Pensando como ando, confesso que vez por outra me submeto à escravidão de uma profissão. (Na verdade não queria outra ocupação senão aquela da messe da alegria: a ocupação da melodia!) Queria que todos se afeiçoassem àquela que tudo cria: a usina da poesia!

Se eu tivesse que recorrer a uma miragem, um pontal, uma baía, um morro, uma reminiscência geográfica, um cortejo latitudinal, uma paisagem expressiva desse momento que estamos a iniciar, certamente haveria de transmudar para o platô referencial do meu Mondubim inicial.
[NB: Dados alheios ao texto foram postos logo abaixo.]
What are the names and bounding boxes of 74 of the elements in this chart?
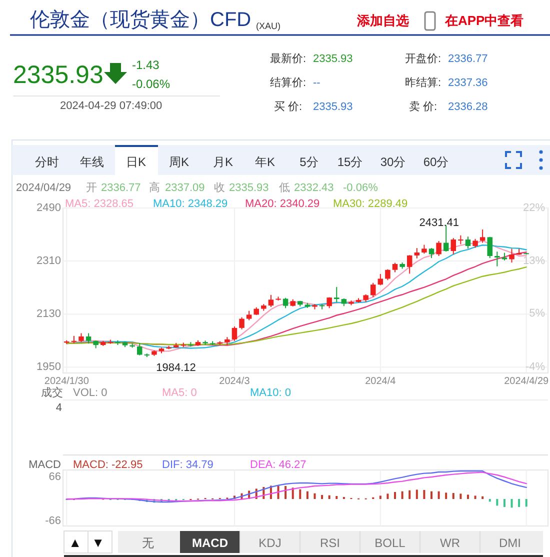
text: 收 <box>214 182 225 194</box>
text: KDJ <box>258 536 282 550</box>
text: 2336.77 <box>448 53 488 65</box>
text: 年线 <box>80 155 104 169</box>
x-tick-label: 2024/4 <box>365 376 396 387</box>
y-tick-label: 2130 <box>36 308 61 320</box>
text: MACD <box>192 536 228 550</box>
text: 最新价: <box>270 52 306 65</box>
text: 2332.43 <box>294 182 334 194</box>
text: 5分 <box>300 155 318 169</box>
text: 在APP中查看 <box>444 13 524 28</box>
y-tick-label: 1950 <box>36 361 61 374</box>
y-axis-title: MACD <box>28 459 62 471</box>
text: RSI <box>320 536 340 550</box>
x-tick-label: 2024/3 <box>219 376 250 387</box>
text: 2336.77 <box>101 182 141 194</box>
text: 分时 <box>35 155 59 169</box>
text: -1.43 <box>132 58 160 72</box>
y-tick-label: 2490 <box>36 202 61 214</box>
text: 高 <box>149 181 160 194</box>
text: 低 <box>279 182 290 194</box>
text: 日K <box>126 155 146 169</box>
text: 买 价: <box>274 101 302 113</box>
text: MA30: 2289.49 <box>333 198 408 210</box>
series-label: DEA: 46.27 <box>250 459 306 471</box>
text: 2024/04/29 <box>16 182 72 194</box>
text: 开 <box>86 182 97 194</box>
text: 年K <box>254 155 276 169</box>
text: MA5: 2328.65 <box>65 198 134 210</box>
text: 60分 <box>423 155 449 169</box>
text: VOL: 0 <box>73 387 108 399</box>
text: 卖 价: <box>409 100 438 113</box>
text: 开盘价: <box>405 53 442 65</box>
text: WR <box>440 536 460 550</box>
text: 成交 <box>41 386 63 399</box>
text: 伦敦金（现货黄金）CFD <box>30 9 252 31</box>
text: MA10: 0 <box>250 387 291 399</box>
text: 2337.36 <box>448 77 488 89</box>
text: 结算价: <box>270 76 306 89</box>
text: 2335.93 <box>313 101 353 113</box>
text: 2024-04-29 07:49:00 <box>60 100 162 112</box>
y-tick-label: -66 <box>45 515 61 527</box>
text: 无 <box>142 536 154 550</box>
text: MA10: 2348.29 <box>153 198 228 210</box>
text: 2337.09 <box>165 182 205 194</box>
text: 2335.93 <box>229 182 269 194</box>
text: -0.06% <box>343 182 378 194</box>
text: BOLL <box>374 536 406 550</box>
text: MA20: 2340.29 <box>245 198 320 210</box>
x-tick-label: 2024/4/29 <box>504 376 550 387</box>
text: (XAU) <box>256 21 280 31</box>
text: 15分 <box>337 155 363 169</box>
text: MA5: 0 <box>162 387 197 399</box>
text: 2335.93 <box>13 61 104 89</box>
y-tick-label: 2310 <box>36 255 61 268</box>
x-tick-label: 2024/1/30 <box>44 376 90 387</box>
text: ▼ <box>92 535 104 550</box>
text: ▲ <box>68 535 82 550</box>
annotation: 2431.41 <box>419 217 459 229</box>
y-tick-label: 66 <box>48 471 61 483</box>
text: -0.06% <box>132 77 170 91</box>
text: 月K <box>212 155 234 169</box>
text: 2336.28 <box>448 101 488 113</box>
text: -- <box>313 77 321 89</box>
text: DIF: 34.79 <box>162 459 214 471</box>
text: MACD: -22.95 <box>73 459 143 471</box>
annotation: 1984.12 <box>156 362 196 374</box>
text: 2335.93 <box>313 53 353 65</box>
text: 昨结算: <box>405 76 442 89</box>
text: 4 <box>56 402 62 414</box>
text: 添加自选 <box>356 13 409 28</box>
text: 30分 <box>380 155 406 169</box>
text: DMI <box>499 536 521 550</box>
text: 周K <box>168 155 190 169</box>
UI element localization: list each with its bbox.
Quando perambulava, com a tocha do deslumbre, à sombra das oiticicas da infância, as almas que mais me fascinavam eram as dos adivinhadores. Eles eram transfronteiriços, transversais e transcendentais! Simplesmente, voavam! Desconheciam limites entre céus e terra e revelavam o comportamento futuro da natureza, o advento do inverno, o humor dos bovinos, as ensinanças da noite, os mistérios da madrugada e aos mungidos da aurora. Não raro se sentavam na calçada alta do amplo alpendre do casarão do meu avô para compartilhar a heráldica invisível do sertão. Foi aí que nasceu a minha predileção especial pelos adivinhos. Descobri que o sacro ofício de adivinhar era trazer o divino para o nosso íntimo altar. Ou melhor: adivinhar era revelar a dimensão divina da arte de voar.

Minha fortuna começou quando me tornei sócio do amanhecer, parceiro dos córregos, perscrutador das raízes e admirador das germinações! Amanhã estarei viajando. Com este pé, latejando de fé, vou caminhando. Pensando como ando. E, invariavelmente, amando!

*Dr. Júnior Bonfim, da Academia Metropolitana de Letras de Fortaleza (Amlef), advogado, poeta, escritor.